Folks, it is an upside down Kingdom. You give it away to keep it and this is a sign your heart is free. Again, if God is dealing corporately with us in America than our preparedness should be more of the heart than a fear based grasp to hold onto our western lifestyles. Now there is nothing wrong with preparing your home, neighborhood, church and business for crisis and disaster. Here at CRI we hold seminars on how to train people to do so. However as the church we need to take inventory of our hearts motivation to make sure we are not hunkering and bunkering in fear but rather getting ready to help others and be the glorious church in that hour. If something is out from under the Lordship of Christ right now in your life than you want that dealt with now and not later.

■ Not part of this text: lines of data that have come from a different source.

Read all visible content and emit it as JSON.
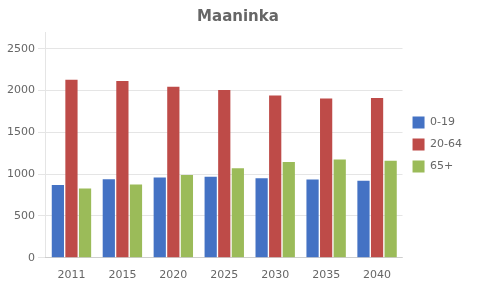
{
  "chart_data": {
    "type": "bar",
    "title": "Maaninka",
    "categories": [
      "2011",
      "2015",
      "2020",
      "2025",
      "2030",
      "2035",
      "2040"
    ],
    "series": [
      {
        "name": "0-19",
        "color": "#4472C4",
        "values": [
          870,
          940,
          960,
          970,
          950,
          935,
          920
        ]
      },
      {
        "name": "20-64",
        "color": "#BE4B48",
        "values": [
          2130,
          2115,
          2045,
          2005,
          1940,
          1905,
          1910
        ]
      },
      {
        "name": "65+",
        "color": "#9BBB59",
        "values": [
          830,
          875,
          990,
          1070,
          1145,
          1175,
          1160
        ]
      }
    ],
    "ylim": [
      0,
      2700
    ],
    "yticks": [
      0,
      500,
      1000,
      1500,
      2000,
      2500
    ],
    "grid": true,
    "legend": "right"
  }
}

Hebrews 11:7 says: “By faith Noah, when warned about things not yet seen, in holy fear built an ark to save his family.” It’s says that Noah by faith…in holy fear prepared for his family.

Are you responding in faith or fear? Let’s choose faith. Join us as we call our nation to a fast now through September 23. We are praying and believing for an outpouring of God’s Spirit on the hearts and minds of those in our nation. Let’s humble ourselves before the Lord and believe that together we’ll see the goodness of the Lord in the land of the living.

P.S. If we are going to be looking at the biblical calendar as a way that God deals with His people then remember the Shemitah just ended on September 13th and the year of Jubilee starts on September 23rd. I encourage you to be believing for great things!